Nov 22 12:07:00 an-worker1129 systemd[1]: Failed to start Collect SMART information from all physical disks and report as Prometheus metrics.

Maybe it is related to the puppet 7 upgrade in some way? I can open a new ticket if you like, but I thought it probably best to add a comment here first, given that there is a lot of context here, even if it is over a year old.

Vgutierrez subscribed.

All the impacted hosts are indeed running puppet 7:

vgutierrez@cumin1001:~$ sudo -i cumin '*' 'journalctl -u export_smart_data_dump.service --since=-7d |grep -q timeout && echo impacted || echo healthy && puppet --version'
[...]
===== NODE GROUP =====                                                                    
(117) an-conf1003.eqiad.wmnet,an-presto[1001,1010-1013,1015].eqiad.wmnet,an-test-worker1001.eqiad.wmnet,an-worker[1081,1091,1100,1105-1106,1109,1113,1116,1120-1121,1128-1129,1131,1134-1135,1142,1156].eqiad.wmnet,analytics[1074-1075].eqiad.wmnet,backup[2006-2007].codfw.wmnet,backup1001.eqiad.wmnet,bast2003.wikimedia.org,cassandra-dev2001.codfw.wmnet,clouddb101
5.eqiad.wmnet,clouddumps1001.wikimedia.org,cloudelastic[1007,1010].wikimedia.org,cloudgw2003-dev.codfw.wmnet,cloudservices2004-dev.codfw.wmnet,cloudvirt[2002,2005]-dev.codfw.wmnet,cloudvirt[1033-1034,1036-1038,1043,1048,1053,1062,1064].eqiad.wmnet,cloudvirt-wdqs1003.eqiad.wmnet,cp4037.ulsfo.wmnet,dbprov2003.codfw.wmnet,dbstore1007.eqiad.wmnet,dumpsdata1007.eq
iad.wmnet,ganeti[2010,2012].codfw.wmnet,ganeti[1011,1021,1023,1025,1032].eqiad.wmnet,ganeti[5005,5007].eqsin.wmnet,ganeti4005.ulsfo.wmnet,ganeti-test2002.codfw.wmnet,ganeti-test[1001-1002].eqiad.wmnet,gitlab-runner[2002,2004].codfw.wmnet,graphite2004.codfw.wmnet,kafka-jumbo[1011-1012].eqiad.wmnet,kafka-main[2001,2005].codfw.wmnet,krb2002.codfw.wmnet,kubernete
s[2012-2013,2028,2032,2034-2035,2037,2046,2052-2053,2055].codfw.wmnet,kubernetes[1007,1017,1024,1028,1037,1039,1045,1051].eqiad.wmnet,kubestage2002.codfw.wmnet,kubestage1004.eqiad.wmnet,logstash2001.codfw.wmnet,lvs1013.eqiad.wmnet,ml-cache2001.codfw.wmnet,ml-cache1003.eqiad.wmnet,ml-serve[2005-2006].codfw.wmnet,ml-serve[1002,1006].eqiad.wmnet,ms-backup2001.co
dfw.wmnet,ms-be2051.codfw.wmnet,pki[1001-1002].eqiad.wmnet,puppetdb2003.codfw.wmnet,puppetdb1003.eqiad.wmnet,puppetserver1002.eqiad.wmnet,rdb1014.eqiad.wmnet,relforge1003.eqiad.wmnet,sessionstore2001.codfw.wmnet,titan1001.eqiad.wmnet,wdqs1009.eqiad.wmnet
----- OUTPUT of 'journalctl -u ex...puppet --version' -----                               
impacted                                                                                  
7.23.0

cumin also reports 763 hosts without timeouts in the last week running puppet 7.23.0

Maybe it is related to the puppet 7 upgrade in some way?

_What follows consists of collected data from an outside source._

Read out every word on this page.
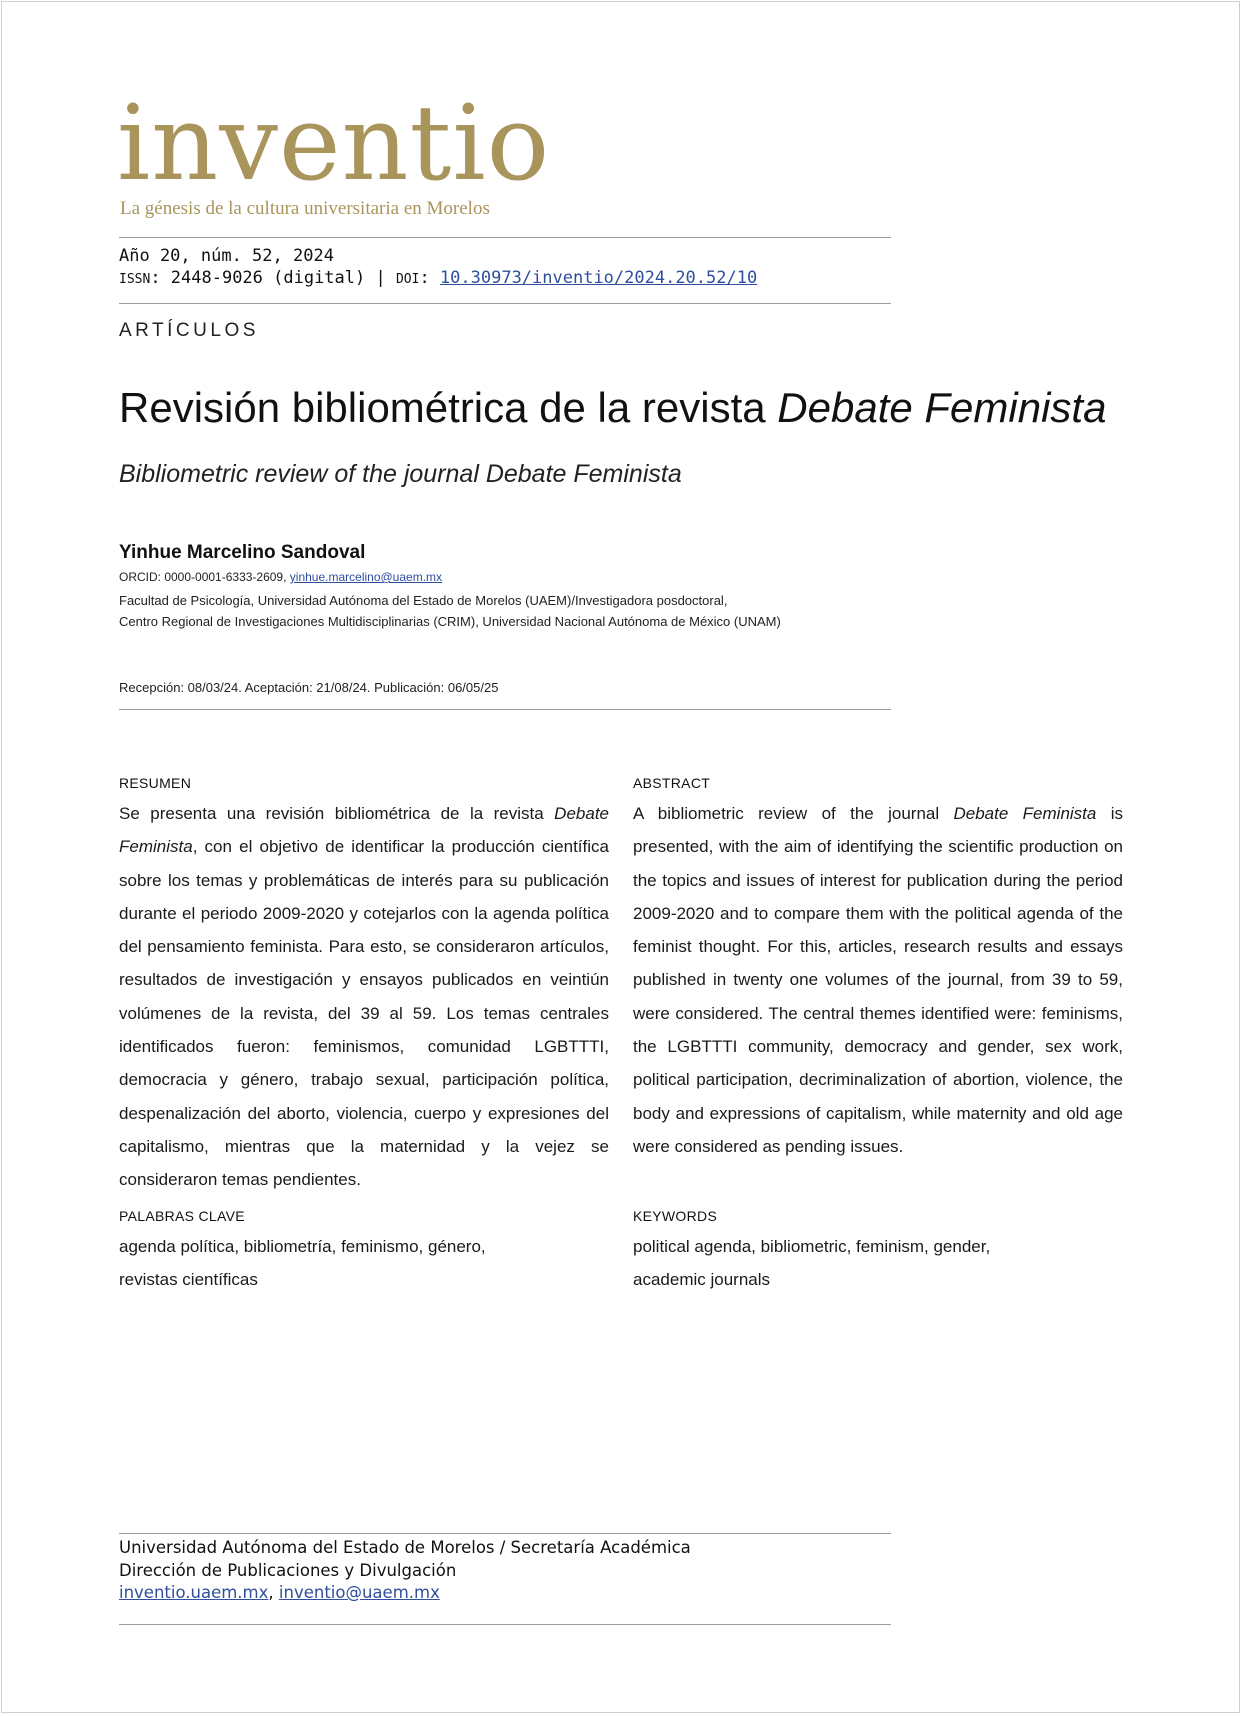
inventio
La génesis de la cultura universitaria en Morelos
Año 20, núm. 52, 2024
ISSN: 2448-9026 (digital) | DOI: 10.30973/inventio/2024.20.52/10
ARTÍCULOS
Revisión bibliométrica de la revista Debate Feminista
Bibliometric review of the journal Debate Feminista
Yinhue Marcelino Sandoval
ORCID: 0000-0001-6333-2609, yinhue.marcelino@uaem.mx
Facultad de Psicología, Universidad Autónoma del Estado de Morelos (UAEM)/Investigadora posdoctoral,
Centro Regional de Investigaciones Multidisciplinarias (CRIM), Universidad Nacional Autónoma de México (UNAM)
Recepción: 08/03/24. Aceptación: 21/08/24. Publicación: 06/05/25
RESUMEN
Se presenta una revisión bibliométrica de la revista Debate Feminista, con el objetivo de identificar la producción científica sobre los temas y problemáticas de interés para su publicación durante el periodo 2009-2020 y cotejarlos con la agenda política del pensamiento feminista. Para esto, se consideraron artículos, resultados de investigación y ensayos publicados en veintiún volúmenes de la revista, del 39 al 59. Los temas centrales identificados fueron: feminismos, comunidad LGBTTTI, democracia y género, trabajo sexual, participación política, despenalización del aborto, violencia, cuerpo y expresiones del capitalismo, mientras que la maternidad y la vejez se consideraron temas pendientes.
ABSTRACT
A bibliometric review of the journal Debate Feminista is presented, with the aim of identifying the scientific production on the topics and issues of interest for publication during the period 2009-2020 and to compare them with the political agenda of the feminist thought. For this, articles, research results and essays published in twenty one volumes of the journal, from 39 to 59, were considered. The central themes identified were: feminisms, the LGBTTTI community, democracy and gender, sex work, political participation, decriminalization of abortion, violence, the body and expressions of capitalism, while maternity and old age were considered as pending issues.
PALABRAS CLAVE
agenda política, bibliometría, feminismo, género,
revistas científicas
KEYWORDS
political agenda, bibliometric, feminism, gender,
academic journals
Universidad Autónoma del Estado de Morelos / Secretaría Académica
Dirección de Publicaciones y Divulgación
inventio.uaem.mx, inventio@uaem.mx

Although the timing could suggest this is caused by puppet 7 i would suggest caution for the following reasons:

  • ~50% of servers are no running puppet7
  • As the migration is active we can't be sure theses servers where running puppet7 when the the timeouts happened
  • most importantly: this script calls raid.rb directly as such puppet is not involved. the only library used is facter (and even then only very limited amount) which has not been upgraded as part of the puppet migration

My feeling is we have still to tacked down the original issue

From the logs, the symptoms have not reappeared since Nov. 23rd (excluding moss-be, it has other problems).

Thank you for the report! We will investigate again if the issue reappears.

From the logs, the symptoms have not reappeared since Nov. 23rd (excluding moss-be, it has other problems).

Thank you for the report! We will investigate again if the issue reappears.

Confirmed, this should have been resolved when we enabled server-side caching on the puppetserver (Puppet 7) hosts, which helped reduce load by quiet a bit.